Though it takes place on the homefront rather than the frontline, then, what Liu is practising here is its own form of embedded journalism, one more emotionally open and literate than war reporting tends to be. He spots things only a very dear friend would, be those the vivid, personalising details that corroborate the truths being told here (two lingering memories: the credibly messy bedrooms these men-children emerge from, and the gigantic beer stein Zack is caught supping from at the point in the film where his drinking is first suspected to be a problem) or the wider forces at play in these lives.

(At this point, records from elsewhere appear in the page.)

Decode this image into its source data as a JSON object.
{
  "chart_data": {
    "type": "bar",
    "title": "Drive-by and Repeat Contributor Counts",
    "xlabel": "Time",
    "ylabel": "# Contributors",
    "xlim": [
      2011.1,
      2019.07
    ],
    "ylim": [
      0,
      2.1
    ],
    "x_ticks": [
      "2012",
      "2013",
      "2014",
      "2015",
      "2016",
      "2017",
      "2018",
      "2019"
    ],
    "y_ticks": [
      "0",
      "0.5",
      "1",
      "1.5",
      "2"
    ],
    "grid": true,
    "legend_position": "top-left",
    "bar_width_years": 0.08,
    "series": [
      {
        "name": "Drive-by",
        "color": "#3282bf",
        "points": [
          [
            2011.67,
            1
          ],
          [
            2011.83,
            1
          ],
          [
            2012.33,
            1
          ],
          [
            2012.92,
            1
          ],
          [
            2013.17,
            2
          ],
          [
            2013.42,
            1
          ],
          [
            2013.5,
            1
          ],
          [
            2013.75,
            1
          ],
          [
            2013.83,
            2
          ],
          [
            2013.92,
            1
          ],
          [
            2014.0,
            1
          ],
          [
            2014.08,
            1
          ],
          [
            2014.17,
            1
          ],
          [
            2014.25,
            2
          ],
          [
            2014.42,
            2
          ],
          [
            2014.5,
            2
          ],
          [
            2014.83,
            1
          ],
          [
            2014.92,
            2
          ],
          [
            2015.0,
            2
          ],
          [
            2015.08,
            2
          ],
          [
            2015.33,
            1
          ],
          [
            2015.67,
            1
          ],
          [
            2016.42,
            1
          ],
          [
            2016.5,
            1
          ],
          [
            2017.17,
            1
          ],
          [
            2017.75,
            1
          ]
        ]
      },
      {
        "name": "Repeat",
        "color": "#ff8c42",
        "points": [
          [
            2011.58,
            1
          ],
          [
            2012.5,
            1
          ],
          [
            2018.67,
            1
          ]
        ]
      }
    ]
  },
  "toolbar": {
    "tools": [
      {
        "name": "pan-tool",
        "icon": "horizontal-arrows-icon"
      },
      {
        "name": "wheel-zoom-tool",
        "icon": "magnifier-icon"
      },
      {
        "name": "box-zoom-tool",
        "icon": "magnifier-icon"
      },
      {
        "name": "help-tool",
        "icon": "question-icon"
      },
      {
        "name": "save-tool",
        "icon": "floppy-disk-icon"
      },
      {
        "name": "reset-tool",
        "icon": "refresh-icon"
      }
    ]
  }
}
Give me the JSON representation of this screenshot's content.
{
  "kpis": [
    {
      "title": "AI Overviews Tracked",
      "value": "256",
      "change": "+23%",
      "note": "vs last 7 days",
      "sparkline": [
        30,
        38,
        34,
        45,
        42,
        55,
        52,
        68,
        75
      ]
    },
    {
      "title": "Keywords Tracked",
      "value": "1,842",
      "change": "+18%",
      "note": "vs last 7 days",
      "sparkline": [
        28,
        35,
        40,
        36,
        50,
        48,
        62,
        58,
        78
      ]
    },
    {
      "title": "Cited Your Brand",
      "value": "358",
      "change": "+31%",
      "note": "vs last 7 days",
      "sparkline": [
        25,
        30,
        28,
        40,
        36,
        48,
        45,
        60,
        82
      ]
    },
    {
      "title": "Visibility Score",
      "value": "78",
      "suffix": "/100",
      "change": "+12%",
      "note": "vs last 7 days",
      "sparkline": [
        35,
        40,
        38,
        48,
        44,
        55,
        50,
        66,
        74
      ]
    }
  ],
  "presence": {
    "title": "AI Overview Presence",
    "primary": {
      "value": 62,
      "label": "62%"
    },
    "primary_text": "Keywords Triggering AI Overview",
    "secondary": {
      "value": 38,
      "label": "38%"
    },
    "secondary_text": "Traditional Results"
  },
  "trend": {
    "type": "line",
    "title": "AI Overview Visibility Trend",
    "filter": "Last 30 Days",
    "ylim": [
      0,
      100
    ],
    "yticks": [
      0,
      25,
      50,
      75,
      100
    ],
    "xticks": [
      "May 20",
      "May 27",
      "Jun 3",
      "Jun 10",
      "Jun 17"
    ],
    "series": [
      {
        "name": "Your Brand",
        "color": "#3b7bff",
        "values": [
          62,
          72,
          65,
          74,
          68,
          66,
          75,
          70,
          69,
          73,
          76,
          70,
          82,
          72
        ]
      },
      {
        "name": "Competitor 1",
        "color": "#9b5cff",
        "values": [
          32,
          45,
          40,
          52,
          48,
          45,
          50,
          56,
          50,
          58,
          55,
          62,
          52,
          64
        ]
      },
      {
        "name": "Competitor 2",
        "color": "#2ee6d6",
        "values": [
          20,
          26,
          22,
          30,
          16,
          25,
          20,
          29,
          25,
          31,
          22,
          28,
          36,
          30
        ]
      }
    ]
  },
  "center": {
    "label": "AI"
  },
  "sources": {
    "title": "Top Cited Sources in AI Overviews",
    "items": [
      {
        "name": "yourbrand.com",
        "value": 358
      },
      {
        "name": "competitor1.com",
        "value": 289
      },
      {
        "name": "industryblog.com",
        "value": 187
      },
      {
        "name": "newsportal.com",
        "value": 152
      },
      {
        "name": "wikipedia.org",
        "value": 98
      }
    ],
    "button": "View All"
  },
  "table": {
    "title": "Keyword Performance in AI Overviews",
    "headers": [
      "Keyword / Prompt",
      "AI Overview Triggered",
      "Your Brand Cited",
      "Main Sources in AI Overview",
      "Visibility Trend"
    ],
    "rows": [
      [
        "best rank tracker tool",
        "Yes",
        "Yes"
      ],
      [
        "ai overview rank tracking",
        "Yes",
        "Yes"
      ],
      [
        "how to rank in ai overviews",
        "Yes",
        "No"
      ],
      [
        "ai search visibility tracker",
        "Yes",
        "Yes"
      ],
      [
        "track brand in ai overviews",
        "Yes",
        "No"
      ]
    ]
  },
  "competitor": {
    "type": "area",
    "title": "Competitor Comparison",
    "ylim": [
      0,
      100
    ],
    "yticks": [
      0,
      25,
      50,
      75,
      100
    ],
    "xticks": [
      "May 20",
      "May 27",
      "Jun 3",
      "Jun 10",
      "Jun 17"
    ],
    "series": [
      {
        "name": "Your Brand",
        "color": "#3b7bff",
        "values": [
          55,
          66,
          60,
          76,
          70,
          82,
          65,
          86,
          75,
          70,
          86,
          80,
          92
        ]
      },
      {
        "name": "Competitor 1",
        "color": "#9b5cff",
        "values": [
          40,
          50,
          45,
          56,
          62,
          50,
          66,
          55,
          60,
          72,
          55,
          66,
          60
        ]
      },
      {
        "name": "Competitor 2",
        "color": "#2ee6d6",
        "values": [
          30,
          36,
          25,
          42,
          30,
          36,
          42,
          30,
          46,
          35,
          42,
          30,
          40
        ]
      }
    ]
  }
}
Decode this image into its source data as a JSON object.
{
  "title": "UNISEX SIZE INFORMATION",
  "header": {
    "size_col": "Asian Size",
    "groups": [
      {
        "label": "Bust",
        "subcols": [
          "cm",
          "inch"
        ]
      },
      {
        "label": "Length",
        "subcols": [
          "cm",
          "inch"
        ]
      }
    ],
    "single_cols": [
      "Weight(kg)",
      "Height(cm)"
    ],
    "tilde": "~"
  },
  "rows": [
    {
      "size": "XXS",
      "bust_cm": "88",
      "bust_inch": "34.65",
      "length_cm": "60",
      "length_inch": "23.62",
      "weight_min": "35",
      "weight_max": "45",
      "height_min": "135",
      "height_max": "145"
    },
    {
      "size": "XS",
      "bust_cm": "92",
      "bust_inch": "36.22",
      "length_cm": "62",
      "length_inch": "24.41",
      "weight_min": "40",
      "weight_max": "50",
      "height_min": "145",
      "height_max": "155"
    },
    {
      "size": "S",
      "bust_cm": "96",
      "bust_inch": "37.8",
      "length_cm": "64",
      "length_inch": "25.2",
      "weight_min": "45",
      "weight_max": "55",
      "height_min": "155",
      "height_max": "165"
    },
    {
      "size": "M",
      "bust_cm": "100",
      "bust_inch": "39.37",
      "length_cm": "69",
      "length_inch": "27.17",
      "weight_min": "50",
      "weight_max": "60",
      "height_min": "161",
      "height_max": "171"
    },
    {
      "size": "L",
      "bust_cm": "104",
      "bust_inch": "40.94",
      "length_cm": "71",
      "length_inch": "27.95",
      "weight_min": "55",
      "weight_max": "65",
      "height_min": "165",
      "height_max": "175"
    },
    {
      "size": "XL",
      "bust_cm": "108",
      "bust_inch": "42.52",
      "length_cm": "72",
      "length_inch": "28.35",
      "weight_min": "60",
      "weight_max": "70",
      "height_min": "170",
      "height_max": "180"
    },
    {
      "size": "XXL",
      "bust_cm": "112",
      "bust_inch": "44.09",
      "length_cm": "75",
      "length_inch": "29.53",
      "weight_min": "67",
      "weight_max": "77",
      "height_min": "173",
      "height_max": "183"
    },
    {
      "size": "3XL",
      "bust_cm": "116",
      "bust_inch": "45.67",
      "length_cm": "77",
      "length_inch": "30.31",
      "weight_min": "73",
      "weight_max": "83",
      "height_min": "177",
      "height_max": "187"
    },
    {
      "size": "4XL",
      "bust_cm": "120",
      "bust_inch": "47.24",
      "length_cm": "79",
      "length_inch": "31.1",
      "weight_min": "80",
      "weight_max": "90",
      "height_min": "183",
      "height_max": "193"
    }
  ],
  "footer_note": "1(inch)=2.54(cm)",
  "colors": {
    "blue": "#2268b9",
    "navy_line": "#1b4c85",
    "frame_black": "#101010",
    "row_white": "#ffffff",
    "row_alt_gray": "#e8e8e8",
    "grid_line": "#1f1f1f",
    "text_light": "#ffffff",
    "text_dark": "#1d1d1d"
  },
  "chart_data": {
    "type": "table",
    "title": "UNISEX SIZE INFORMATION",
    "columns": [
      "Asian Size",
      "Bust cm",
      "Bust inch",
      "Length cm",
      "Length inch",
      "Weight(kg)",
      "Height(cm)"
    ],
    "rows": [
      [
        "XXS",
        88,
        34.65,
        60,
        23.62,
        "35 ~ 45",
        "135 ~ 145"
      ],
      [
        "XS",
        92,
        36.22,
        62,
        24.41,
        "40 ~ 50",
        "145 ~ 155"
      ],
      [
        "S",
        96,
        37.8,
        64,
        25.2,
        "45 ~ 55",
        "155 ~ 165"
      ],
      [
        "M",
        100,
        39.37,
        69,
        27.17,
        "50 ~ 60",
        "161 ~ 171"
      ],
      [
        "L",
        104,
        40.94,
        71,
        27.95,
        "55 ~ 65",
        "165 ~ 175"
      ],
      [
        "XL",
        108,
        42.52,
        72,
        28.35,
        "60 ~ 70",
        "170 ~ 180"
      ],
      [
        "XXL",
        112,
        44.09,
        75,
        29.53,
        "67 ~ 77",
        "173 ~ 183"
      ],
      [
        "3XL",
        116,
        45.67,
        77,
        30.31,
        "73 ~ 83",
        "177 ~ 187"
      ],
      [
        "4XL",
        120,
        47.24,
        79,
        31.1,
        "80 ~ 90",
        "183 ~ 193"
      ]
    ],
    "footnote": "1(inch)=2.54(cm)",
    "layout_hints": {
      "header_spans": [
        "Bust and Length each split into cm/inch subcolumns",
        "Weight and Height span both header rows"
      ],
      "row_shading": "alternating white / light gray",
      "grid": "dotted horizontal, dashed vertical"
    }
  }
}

In the edit, with the benefit of hindsight, he was especially alert to the pressures that cause relationships to fray and fail; to the attitudes and patterns of behaviour that recur in one generation after another; and, most crucially of all, to the essential decency and dignity of those trying to break the cycle. At a mere 95 minutes, the film is roughly half the length of Hoop Dreams, yet it encompasses a similar depth and breadth of experience, cutting to the quick of these lives while never once appearing to sacrifice any complexity in its urge to communicate to us how they played out. It is at once a remarkable, semi-miraculous achievement - as surviving adolescence with all limbs intact almost always is, even for those of us who've never gone near a 360 toe flip - and as comprehensive an illustration as I've seen of how muddle-headed boys fumble their way, often haphazardly and belatedly, often in the absence of anything like proper direction, towards some form of maturity.

Minding the Gap is now playing in selected cinemas, and streaming via Curzon and the BFI.